While not a single Republican bristled at the notion of raising taxes on EV drivers, that doesn’t mean the vote went unnoticed.
“Lawmakers should tap the brakes on any proposal to enact a punitive tax on electric vehicle owners,” says George Riley, Florida Director of Conservatives for Clean Energy. “The current legislation would end up creating one of the highest electric vehicle taxes in the country, which would disproportionately impact Florida residents.”
But the bill’s sponsor, Senator Ed Hooper, argued on the Senate floor the time had come to raise taxes on electric vehicles.
“It’s been said, Madam President, that there is no free ride,” Hooper argued, addressing Senate President Kathleen Passidomo, “Well if you own an EV vehicle, you’ve been riding free since the day you bought it.”
The Florida House has yet to weigh in on the matter, and if the past has been any guide, Republicans there aren’t about to vote in favor of raising taxes on anyone or anything.
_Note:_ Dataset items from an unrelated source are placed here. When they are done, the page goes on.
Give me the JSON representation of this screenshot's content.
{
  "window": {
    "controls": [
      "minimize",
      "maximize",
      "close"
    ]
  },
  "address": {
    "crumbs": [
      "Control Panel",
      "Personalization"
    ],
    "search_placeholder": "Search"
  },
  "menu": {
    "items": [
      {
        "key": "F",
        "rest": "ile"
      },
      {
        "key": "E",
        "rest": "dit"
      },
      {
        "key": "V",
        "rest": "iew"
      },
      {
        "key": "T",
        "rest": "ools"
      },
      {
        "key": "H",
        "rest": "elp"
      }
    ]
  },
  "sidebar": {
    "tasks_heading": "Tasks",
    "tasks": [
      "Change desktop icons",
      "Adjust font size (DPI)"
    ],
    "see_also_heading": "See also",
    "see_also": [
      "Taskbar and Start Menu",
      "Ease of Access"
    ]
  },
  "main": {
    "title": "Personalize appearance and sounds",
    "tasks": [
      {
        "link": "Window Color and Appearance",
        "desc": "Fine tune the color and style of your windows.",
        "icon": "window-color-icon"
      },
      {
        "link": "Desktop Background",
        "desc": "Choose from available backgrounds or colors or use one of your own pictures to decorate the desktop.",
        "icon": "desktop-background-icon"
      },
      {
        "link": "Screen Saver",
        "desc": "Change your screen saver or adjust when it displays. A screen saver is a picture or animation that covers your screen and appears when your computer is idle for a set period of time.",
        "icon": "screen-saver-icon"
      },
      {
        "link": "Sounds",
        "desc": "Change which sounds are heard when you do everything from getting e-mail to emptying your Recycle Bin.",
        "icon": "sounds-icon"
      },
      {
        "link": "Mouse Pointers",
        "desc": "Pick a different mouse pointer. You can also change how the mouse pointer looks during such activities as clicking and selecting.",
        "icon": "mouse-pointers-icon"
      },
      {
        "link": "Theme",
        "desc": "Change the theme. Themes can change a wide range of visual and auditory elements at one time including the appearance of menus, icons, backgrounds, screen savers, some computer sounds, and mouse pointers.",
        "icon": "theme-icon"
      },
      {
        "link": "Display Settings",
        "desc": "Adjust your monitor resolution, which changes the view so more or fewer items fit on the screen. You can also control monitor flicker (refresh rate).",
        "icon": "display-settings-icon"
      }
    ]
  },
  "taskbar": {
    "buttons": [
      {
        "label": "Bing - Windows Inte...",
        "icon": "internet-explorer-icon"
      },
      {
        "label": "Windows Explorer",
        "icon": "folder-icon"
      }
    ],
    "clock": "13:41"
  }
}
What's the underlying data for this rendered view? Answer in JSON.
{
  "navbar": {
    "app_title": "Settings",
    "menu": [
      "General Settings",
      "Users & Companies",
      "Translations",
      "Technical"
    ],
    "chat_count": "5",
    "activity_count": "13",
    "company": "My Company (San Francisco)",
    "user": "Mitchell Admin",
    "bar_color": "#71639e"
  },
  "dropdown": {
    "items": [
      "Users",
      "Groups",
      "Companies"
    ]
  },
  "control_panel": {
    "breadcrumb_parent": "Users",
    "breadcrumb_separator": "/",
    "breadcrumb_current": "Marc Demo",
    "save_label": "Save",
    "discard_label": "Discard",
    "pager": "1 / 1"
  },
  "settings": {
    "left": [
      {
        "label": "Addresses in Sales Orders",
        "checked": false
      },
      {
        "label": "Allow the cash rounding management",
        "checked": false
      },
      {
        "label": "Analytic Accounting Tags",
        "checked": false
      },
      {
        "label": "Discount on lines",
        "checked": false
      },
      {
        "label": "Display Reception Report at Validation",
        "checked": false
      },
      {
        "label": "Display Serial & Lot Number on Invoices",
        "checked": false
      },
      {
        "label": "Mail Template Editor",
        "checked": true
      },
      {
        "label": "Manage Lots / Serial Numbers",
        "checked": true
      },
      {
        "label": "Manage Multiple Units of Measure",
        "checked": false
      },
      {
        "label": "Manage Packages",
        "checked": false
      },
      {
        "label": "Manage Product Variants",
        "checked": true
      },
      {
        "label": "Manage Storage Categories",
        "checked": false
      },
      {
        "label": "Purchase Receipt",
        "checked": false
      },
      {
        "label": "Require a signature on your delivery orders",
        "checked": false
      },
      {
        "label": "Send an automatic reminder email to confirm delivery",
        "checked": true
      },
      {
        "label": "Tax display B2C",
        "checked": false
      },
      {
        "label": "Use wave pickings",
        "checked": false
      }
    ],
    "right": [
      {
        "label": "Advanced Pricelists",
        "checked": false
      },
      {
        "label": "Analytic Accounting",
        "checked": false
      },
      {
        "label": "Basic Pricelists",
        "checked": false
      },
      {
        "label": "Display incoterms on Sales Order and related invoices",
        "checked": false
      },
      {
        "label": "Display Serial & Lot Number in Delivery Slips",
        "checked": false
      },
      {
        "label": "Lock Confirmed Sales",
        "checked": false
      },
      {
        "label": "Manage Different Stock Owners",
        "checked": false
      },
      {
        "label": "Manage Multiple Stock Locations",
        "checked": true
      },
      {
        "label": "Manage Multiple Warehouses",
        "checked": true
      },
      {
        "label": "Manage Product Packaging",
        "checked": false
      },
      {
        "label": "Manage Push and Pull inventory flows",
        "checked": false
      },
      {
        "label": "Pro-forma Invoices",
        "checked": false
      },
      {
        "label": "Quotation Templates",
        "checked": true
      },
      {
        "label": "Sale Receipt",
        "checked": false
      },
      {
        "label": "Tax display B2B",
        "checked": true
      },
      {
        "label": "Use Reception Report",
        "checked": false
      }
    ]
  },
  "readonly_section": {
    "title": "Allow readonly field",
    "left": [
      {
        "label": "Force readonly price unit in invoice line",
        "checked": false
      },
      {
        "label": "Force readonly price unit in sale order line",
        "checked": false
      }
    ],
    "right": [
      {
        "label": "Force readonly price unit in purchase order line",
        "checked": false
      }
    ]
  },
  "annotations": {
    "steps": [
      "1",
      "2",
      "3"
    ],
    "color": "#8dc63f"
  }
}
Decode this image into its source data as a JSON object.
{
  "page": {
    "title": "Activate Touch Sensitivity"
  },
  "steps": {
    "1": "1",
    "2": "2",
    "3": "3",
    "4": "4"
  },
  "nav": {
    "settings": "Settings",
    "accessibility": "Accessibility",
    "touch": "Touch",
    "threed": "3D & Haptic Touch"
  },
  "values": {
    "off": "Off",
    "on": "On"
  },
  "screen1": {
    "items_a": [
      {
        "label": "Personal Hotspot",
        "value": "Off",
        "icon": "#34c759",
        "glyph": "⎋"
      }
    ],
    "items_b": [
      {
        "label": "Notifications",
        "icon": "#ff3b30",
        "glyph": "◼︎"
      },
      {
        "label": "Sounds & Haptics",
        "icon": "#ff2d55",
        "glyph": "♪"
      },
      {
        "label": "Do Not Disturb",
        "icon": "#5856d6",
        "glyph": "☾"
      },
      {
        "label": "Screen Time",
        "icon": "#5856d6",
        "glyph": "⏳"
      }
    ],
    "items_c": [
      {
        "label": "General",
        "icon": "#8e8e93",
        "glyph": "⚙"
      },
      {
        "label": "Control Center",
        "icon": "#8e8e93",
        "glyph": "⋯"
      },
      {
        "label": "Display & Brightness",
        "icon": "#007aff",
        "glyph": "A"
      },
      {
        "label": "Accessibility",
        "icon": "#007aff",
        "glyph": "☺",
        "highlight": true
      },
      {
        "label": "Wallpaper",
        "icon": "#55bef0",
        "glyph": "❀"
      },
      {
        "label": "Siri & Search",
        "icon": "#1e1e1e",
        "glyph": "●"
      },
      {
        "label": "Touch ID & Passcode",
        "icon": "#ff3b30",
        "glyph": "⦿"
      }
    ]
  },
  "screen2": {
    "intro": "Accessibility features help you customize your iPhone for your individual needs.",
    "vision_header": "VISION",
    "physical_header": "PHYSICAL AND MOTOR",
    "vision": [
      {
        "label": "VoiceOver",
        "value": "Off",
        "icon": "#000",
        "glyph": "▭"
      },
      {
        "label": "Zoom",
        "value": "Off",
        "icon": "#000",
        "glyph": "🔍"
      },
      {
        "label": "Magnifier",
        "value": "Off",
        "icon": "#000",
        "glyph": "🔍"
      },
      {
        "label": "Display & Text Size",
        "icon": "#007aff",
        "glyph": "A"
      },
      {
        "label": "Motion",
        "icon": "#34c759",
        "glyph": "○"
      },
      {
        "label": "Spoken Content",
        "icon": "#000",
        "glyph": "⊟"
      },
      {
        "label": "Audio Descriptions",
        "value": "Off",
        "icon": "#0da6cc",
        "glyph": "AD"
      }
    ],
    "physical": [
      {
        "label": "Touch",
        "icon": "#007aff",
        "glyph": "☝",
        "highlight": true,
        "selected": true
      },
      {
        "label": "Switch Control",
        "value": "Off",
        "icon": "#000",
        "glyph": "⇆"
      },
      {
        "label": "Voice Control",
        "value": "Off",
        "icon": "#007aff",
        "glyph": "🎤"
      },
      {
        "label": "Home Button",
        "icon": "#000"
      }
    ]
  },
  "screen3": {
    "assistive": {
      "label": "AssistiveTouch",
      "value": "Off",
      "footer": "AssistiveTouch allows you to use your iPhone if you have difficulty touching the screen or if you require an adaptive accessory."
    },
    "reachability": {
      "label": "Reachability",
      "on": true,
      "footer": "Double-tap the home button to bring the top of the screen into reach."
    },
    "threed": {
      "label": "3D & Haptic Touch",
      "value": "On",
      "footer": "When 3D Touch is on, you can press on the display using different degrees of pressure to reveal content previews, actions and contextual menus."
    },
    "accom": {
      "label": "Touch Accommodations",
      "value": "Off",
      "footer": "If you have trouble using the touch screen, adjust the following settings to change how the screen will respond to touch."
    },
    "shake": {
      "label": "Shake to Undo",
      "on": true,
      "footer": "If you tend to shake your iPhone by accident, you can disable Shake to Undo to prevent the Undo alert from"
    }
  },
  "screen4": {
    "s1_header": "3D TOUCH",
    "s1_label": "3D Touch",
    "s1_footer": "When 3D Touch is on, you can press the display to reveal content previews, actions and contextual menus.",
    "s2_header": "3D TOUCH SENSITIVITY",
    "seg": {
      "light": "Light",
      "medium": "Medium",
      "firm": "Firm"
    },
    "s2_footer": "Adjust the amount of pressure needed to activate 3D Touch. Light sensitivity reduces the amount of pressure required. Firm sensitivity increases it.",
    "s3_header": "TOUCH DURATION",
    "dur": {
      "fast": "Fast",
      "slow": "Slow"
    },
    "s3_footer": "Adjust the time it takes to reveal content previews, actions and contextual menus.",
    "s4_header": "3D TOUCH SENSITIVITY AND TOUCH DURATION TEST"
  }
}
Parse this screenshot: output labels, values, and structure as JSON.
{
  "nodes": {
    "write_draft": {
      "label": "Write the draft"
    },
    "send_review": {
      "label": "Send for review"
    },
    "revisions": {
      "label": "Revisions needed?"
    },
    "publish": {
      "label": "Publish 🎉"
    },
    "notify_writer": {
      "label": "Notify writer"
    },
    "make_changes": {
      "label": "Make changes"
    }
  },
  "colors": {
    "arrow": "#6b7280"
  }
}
If they do, though, they can expect to hear about it during the 2024 election cycle. But we can let Florida’s political consultants and their respective candidates and campaigns argue about whether or not new a new fee should be considered a tax.
In the meantime, there’s the question of what’s the best way to actually solve the problem. One of the main complaints about a $200 flat fee is the lack of proportionality in terms of the actual cost recovery compared to the number of miles driven. While a fuel tax is collected based on how much fuel is purchased – and can be somewhat accurately correlated with the number of miles driven – a flat registration fee doesn’t take into account the differences in vehicle usage among EV owners. For instance, an EV owner who only runs errands and drives a few thousand miles per year would pay the same amount as, say, a commercial EV operator who drives tens of thousands of miles annually. Not only is the fee unfair in that regard, it doesn’t accurately reflect the commensurate wear and tear each vehicle causes to public roads and infrastructure.
But what are the alternatives? One idea being floated is a per-mile taxation system, which would charge vehicle owners based on the number of miles driven. This method aims to create a more equitable system by ensuring that those who drive more, and therefore contribute more to the wear and tear of public roads, pay a higher tax.
While per-mile taxation is the fairest and most accurate way to recapture the cost of wear and tear based on each vehicle’s impact on the roadways, the next question is how government would collect the information. While GPS tracking systems would could easily capture the information automatically and reduce administrative overhead, privacy advocates say GPS data collection by government is a non-starter.
At the other end of the spectrum is the relatively simple annual odometer reading. EV owners could report their annual mileage themselves. The issue of underreported mileage would eventually catch up with any dishonest owners when they go to dispose the vehicle through a sale or trade-in. Any untaxed mileage on the odometer would reflect a balance due by the seller. But odometer readings don’t say where a vehicle has traveled. How many of those miles driven were on Florida roads versus, say, Georgia, Alabama, or any other state?
The bottom line is that there’s no perfect solution for the growing challenge of finding ways to pay for transportation infrastructure when those costs used to be paid for through gasoline taxes. As Florida continues to transition out of the fossil-fuel era and into the EV era, our lawmakers are going to have to find ways to innovate, too. But the flat tax proposed by the Florida Senate is as unimaginative as it is unfair.